Жемчужина Авиньона - страница 45

стр.

— Я так буду скучать по вас, матушка.

— Нам тоже будет тебя очень не хватать, дорогая, — сказала ее мать дрожащим от волнения голосом.

Отец терпеливо ждал, пока женщины разомкнут объятья, и сразу же поспешил прижать дочь к себе.

— Да хранит тебя Господь, Катарина, — пробормотал он, смахивая слезу.

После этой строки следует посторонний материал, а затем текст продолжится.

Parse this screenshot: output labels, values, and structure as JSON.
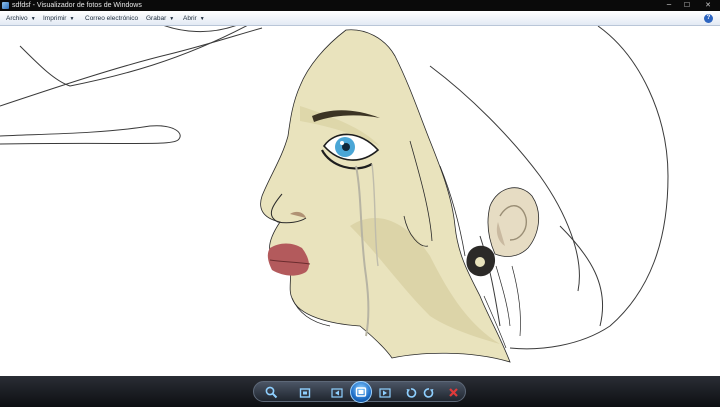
{
  "window": {
    "title": "sdfdsf - Visualizador de fotos de Windows",
    "controls": {
      "minimize": "─",
      "maximize": "☐",
      "close": "✕"
    }
  },
  "menu": {
    "items": [
      {
        "label": "Archivo",
        "has_caret": true
      },
      {
        "label": "Imprimir",
        "has_caret": true
      },
      {
        "label": "Correo electrónico",
        "has_caret": false
      },
      {
        "label": "Grabar",
        "has_caret": true
      },
      {
        "label": "Abrir",
        "has_caret": true
      }
    ],
    "caret": "▼",
    "help": "?"
  },
  "toolbar": {
    "buttons": [
      "zoom-icon",
      "fit-window-icon",
      "previous-icon",
      "slideshow-icon",
      "next-icon",
      "rotate-left-icon",
      "rotate-right-icon",
      "delete-icon"
    ]
  },
  "colors": {
    "titlebar": "#0a0a0a",
    "skin": "#e9e3bd",
    "skin_shadow": "#d8d0a2",
    "lips": "#b35a5c",
    "iris": "#4aa6d6",
    "accent": "#1f6fc8",
    "delete_red": "#e03a3a"
  }
}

Не в силах говорить из-за подкатившего к горлу комка, Катарина повернулась к своей лошади. Аврил подставил колено, и хотя обычно она отказывалась от помощи, будучи вполне в состоянии вскочить на лошадь сама, сегодня она не сделала этого. Ее охватила такая слабость, и она подумала, что еще немного, и она упадет, лишившись чувств.

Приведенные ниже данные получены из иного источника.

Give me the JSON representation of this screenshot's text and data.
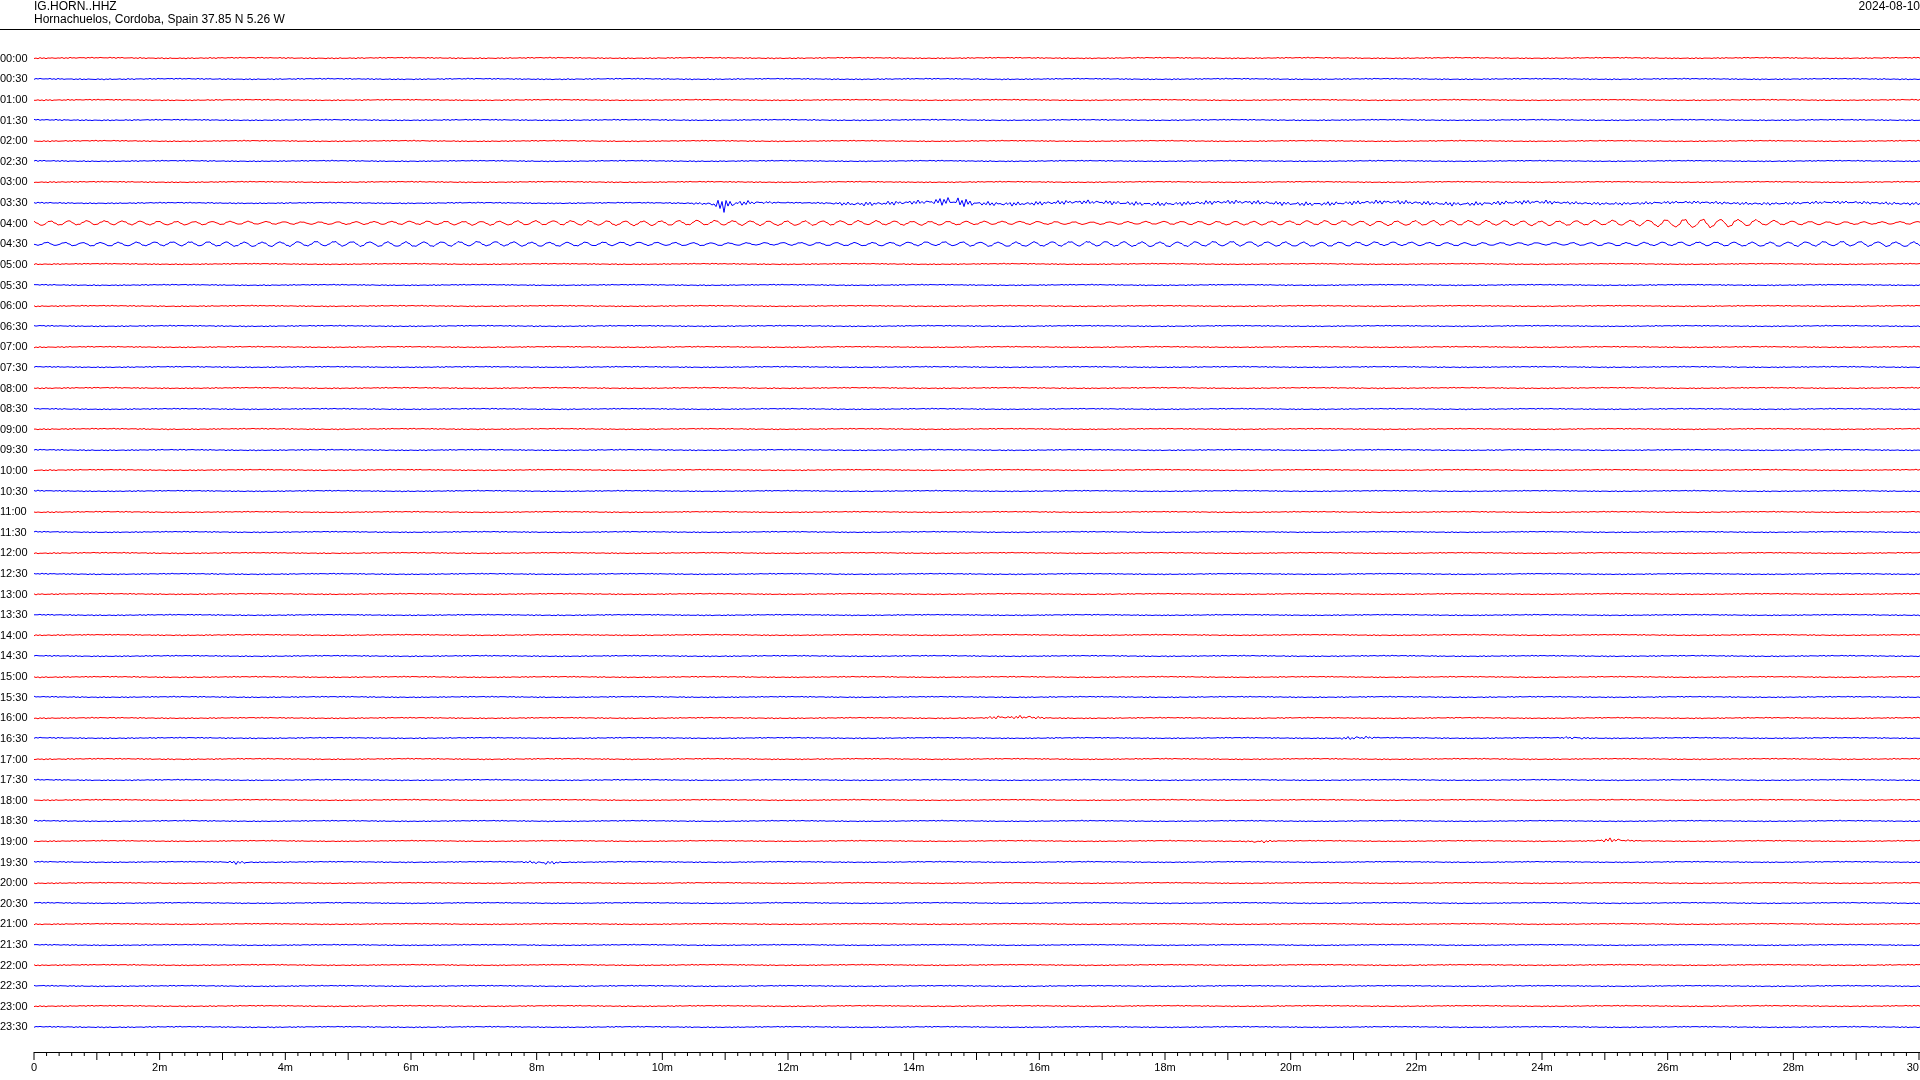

Чтобы прощанье не было еще более печальным, она не стала оборачиваться, а, пришпорив лошадь, поскакала к подъемному мосту. Она расставалась с Авиньоном и с той жизнью, которую только и знала, до сей поры.

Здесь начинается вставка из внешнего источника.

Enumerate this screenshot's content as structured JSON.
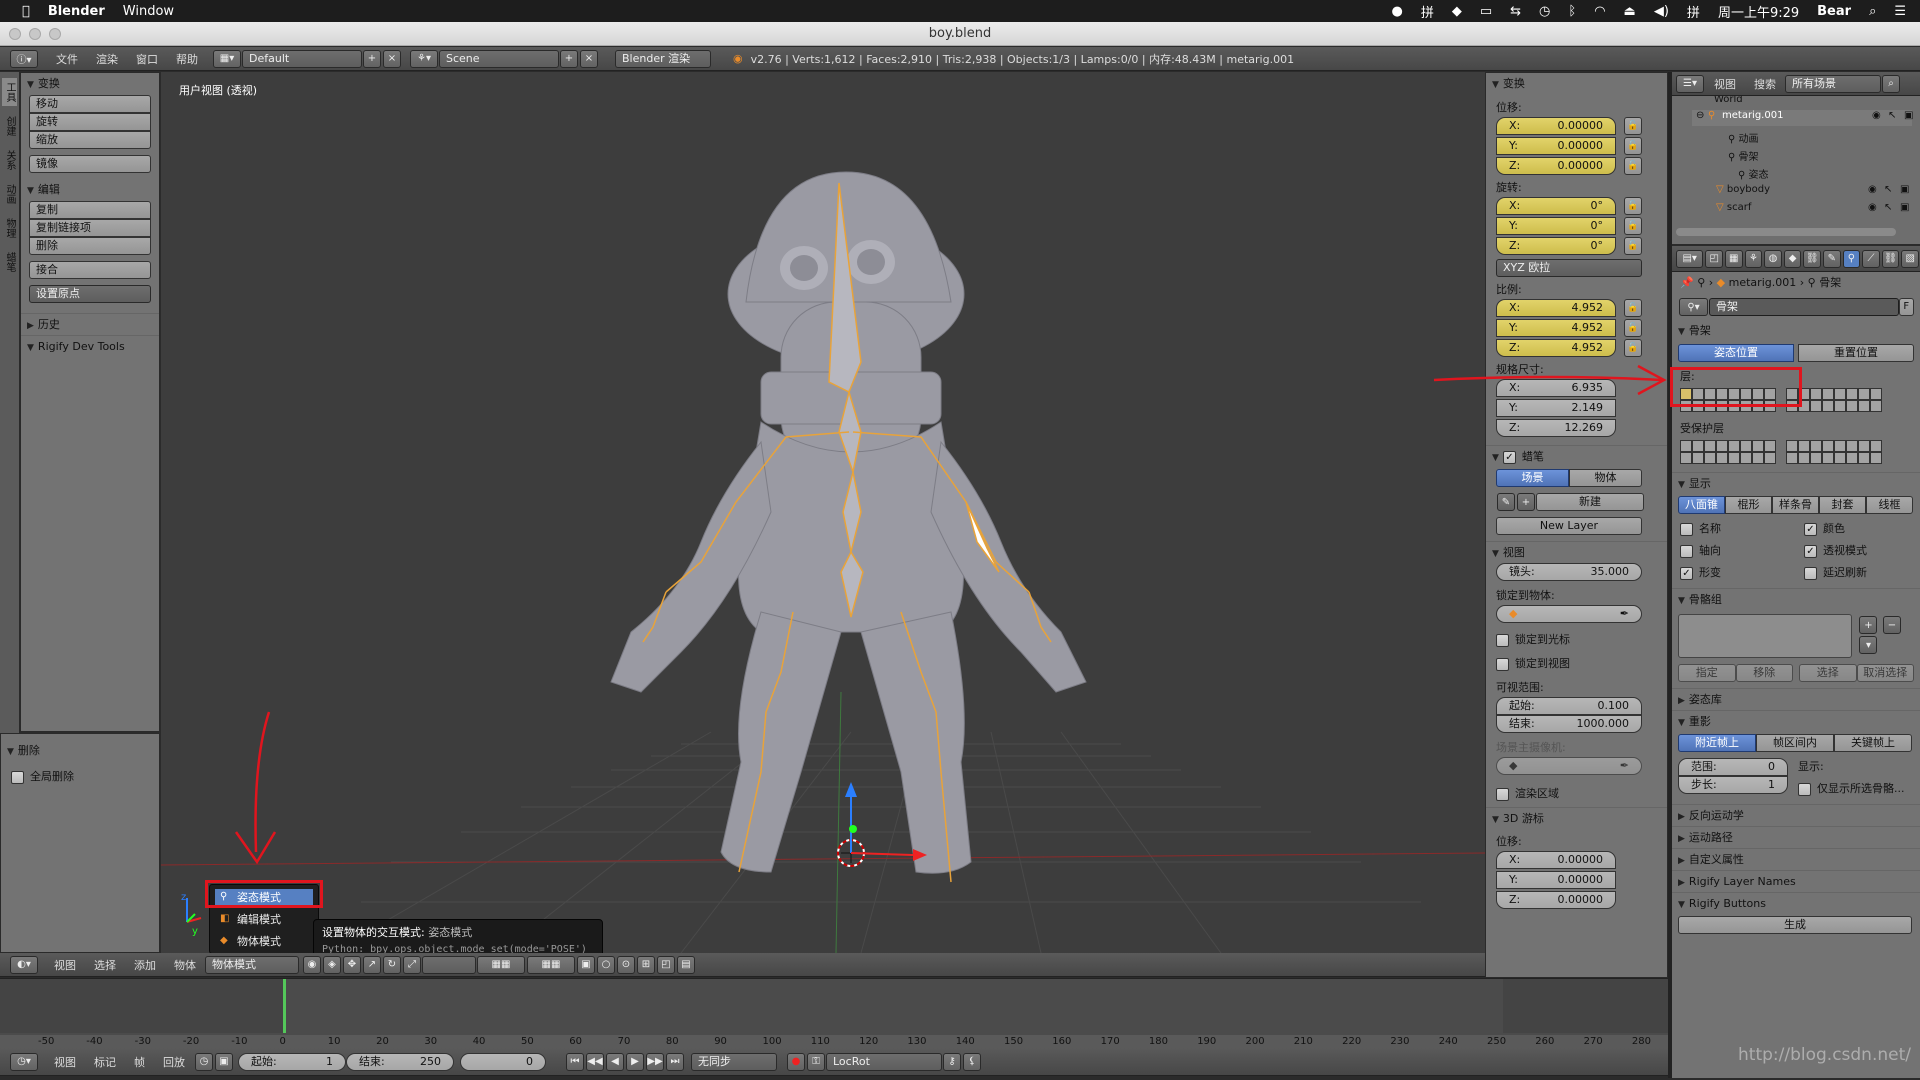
{
  "macbar": {
    "app": "Blender",
    "menu_window": "Window",
    "datetime": "周一上午9:29",
    "user": "Bear",
    "input_method": "拼"
  },
  "window": {
    "title": "boy.blend"
  },
  "info_header": {
    "menus": [
      "文件",
      "渲染",
      "窗口",
      "帮助"
    ],
    "layout": "Default",
    "scene": "Scene",
    "engine": "Blender 渲染",
    "stats": "v2.76 | Verts:1,612 | Faces:2,910 | Tris:2,938 | Objects:1/3 | Lamps:0/0 | 内存:48.43M | metarig.001"
  },
  "toolshelf": {
    "transform_title": "变换",
    "transform_buttons": [
      "移动",
      "旋转",
      "缩放"
    ],
    "mirror": "镜像",
    "edit_title": "编辑",
    "edit_buttons": [
      "复制",
      "复制链接项",
      "删除"
    ],
    "join": "接合",
    "set_origin": "设置原点",
    "history_title": "历史",
    "rigify_title": "Rigify Dev Tools",
    "vtabs": [
      "工具",
      "创建",
      "关系",
      "动画",
      "物理",
      "蜡笔"
    ],
    "op_title": "删除",
    "op_global": "全局删除"
  },
  "viewport": {
    "label": "用户视图 (透视)"
  },
  "mode_menu": {
    "items": [
      "姿态模式",
      "编辑模式",
      "物体模式"
    ],
    "tooltip_title": "设置物体的交互模式: ",
    "tooltip_value": "姿态模式",
    "tooltip_python": "Python: bpy.ops.object.mode_set(mode='POSE')"
  },
  "view3d_header": {
    "menus": [
      "视图",
      "选择",
      "添加",
      "物体"
    ],
    "mode": "物体模式"
  },
  "npanel": {
    "transform_title": "变换",
    "location": "位移:",
    "loc": [
      "0.00000",
      "0.00000",
      "0.00000"
    ],
    "rotation": "旋转:",
    "rot": [
      "0°",
      "0°",
      "0°"
    ],
    "rotmode": "XYZ 欧拉",
    "scale": "比例:",
    "scl": [
      "4.952",
      "4.952",
      "4.952"
    ],
    "dims": "规格尺寸:",
    "dim": [
      "6.935",
      "2.149",
      "12.269"
    ],
    "axes": [
      "X:",
      "Y:",
      "Z:"
    ],
    "gp_title": "蜡笔",
    "gp_scene": "场景",
    "gp_object": "物体",
    "gp_new": "新建",
    "gp_newlayer": "New Layer",
    "view_title": "视图",
    "lens_label": "镜头:",
    "lens_value": "35.000",
    "lock_obj": "锁定到物体:",
    "lock_cursor": "锁定到光标",
    "lock_view": "锁定到视图",
    "clip": "可视范围:",
    "clip_start_label": "起始:",
    "clip_start": "0.100",
    "clip_end_label": "结束:",
    "clip_end": "1000.000",
    "local_cam": "场景主摄像机:",
    "render_border": "渲染区域",
    "cursor_title": "3D 游标",
    "cursor_loc": "位移:",
    "cur": [
      "0.00000",
      "0.00000",
      "0.00000"
    ]
  },
  "outliner": {
    "menus": [
      "视图",
      "搜索"
    ],
    "filter": "所有场景",
    "items": [
      "World",
      "metarig.001",
      "动画",
      "骨架",
      "姿态",
      "boybody",
      "scarf"
    ]
  },
  "props": {
    "breadcrumb_obj": "metarig.001",
    "breadcrumb_arm": "骨架",
    "data_name": "骨架",
    "fake": "F",
    "skeleton_title": "骨架",
    "pose_position": "姿态位置",
    "rest_position": "重置位置",
    "layers_label": "层:",
    "protected_label": "受保护层",
    "display_title": "显示",
    "display_types": [
      "八面锥",
      "棍形",
      "样条骨",
      "封套",
      "线框"
    ],
    "opt_name": "名称",
    "opt_axes": "轴向",
    "opt_shape": "形变",
    "opt_colors": "颜色",
    "opt_xray": "透视模式",
    "opt_delay": "延迟刷新",
    "bone_groups_title": "骨骼组",
    "bg_assign": "指定",
    "bg_remove": "移除",
    "bg_select": "选择",
    "bg_deselect": "取消选择",
    "pose_library": "姿态库",
    "ghost_title": "重影",
    "ghost_types": [
      "附近帧上",
      "帧区间内",
      "关键帧上"
    ],
    "range_label": "范围:",
    "range_value": "0",
    "step_label": "步长:",
    "step_value": "1",
    "display_label": "显示:",
    "only_selected": "仅显示所选骨骼...",
    "ik": "反向运动学",
    "motion_paths": "运动路径",
    "custom_props": "自定义属性",
    "rigify_layer": "Rigify Layer Names",
    "rigify_buttons": "Rigify Buttons",
    "generate": "生成"
  },
  "timeline": {
    "ticks": [
      "-50",
      "-40",
      "-30",
      "-20",
      "-10",
      "0",
      "10",
      "20",
      "30",
      "40",
      "50",
      "60",
      "70",
      "80",
      "90",
      "100",
      "110",
      "120",
      "130",
      "140",
      "150",
      "160",
      "170",
      "180",
      "190",
      "200",
      "210",
      "220",
      "230",
      "240",
      "250",
      "260",
      "270",
      "280"
    ],
    "menus": [
      "视图",
      "标记",
      "帧",
      "回放"
    ],
    "start_label": "起始:",
    "start": "1",
    "end_label": "结束:",
    "end": "250",
    "current": "0",
    "sync": "无同步",
    "keying": "LocRot"
  },
  "watermark": "http://blog.csdn.net/",
  "colors": {
    "accent": "#5680c2",
    "annotation": "#e0151e",
    "bone": "#e8a33a"
  }
}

Пустив кобылу рысью, она проскакала мимо Хью, даже не взглянув на него. По звуку копыт она поняла, что кавалькада всадников тронулась вслед за ней. Она выехала в ворота и проскакала по деревянному мосту. Катарина знала лесную дорогу, как свои пять пальцев и, несмотря на снег, не замедляла бега своей лошади. Ей хотелось ощутить на лице свежий ветер, почувствовать смолистый запах вековых сосен. Но больше всего ей хотелось оказаться как можно дальше от Авиньона, слишком сильно было в ней желание натянуть поводья и повернуть назад.

Она скакала все быстрее по извилистой дороге, петляющей по холму. Она знала, что этого нельзя делать, так как лошадь может поранить ноги обо что-нибудь под снегом, но не могла остановиться. Ветер свистел в ее ушах, и она не услышала тяжелого топота боевого коня, пока он не оказался рядом с ней.

Хью мощной рукой перехватил поводья кобылы, и та встала как вкопанная.

— Я не знаю, что ты задумала, но не собираюсь позволить тебе сломать шею, — сердито сказал он.

Катарина подскочила в седле и разгневанно повернулась к Хью.

— Я столько раз ездила по этой дороге, что и не сосчитать, — крикнула она, выхватывая у него поводья. — Как ты смеешь указывать мне, что можно, а чего нельзя?! — она слышала слова, срывающиеся с ее губ, но не узнавала себя. Откуда в ней эта ярость? Как их дружба с этим человеком могла окончиться таким кошмаром? Горькие, обидные слова продолжали вылетать из ее рта, а она не могла остановить это.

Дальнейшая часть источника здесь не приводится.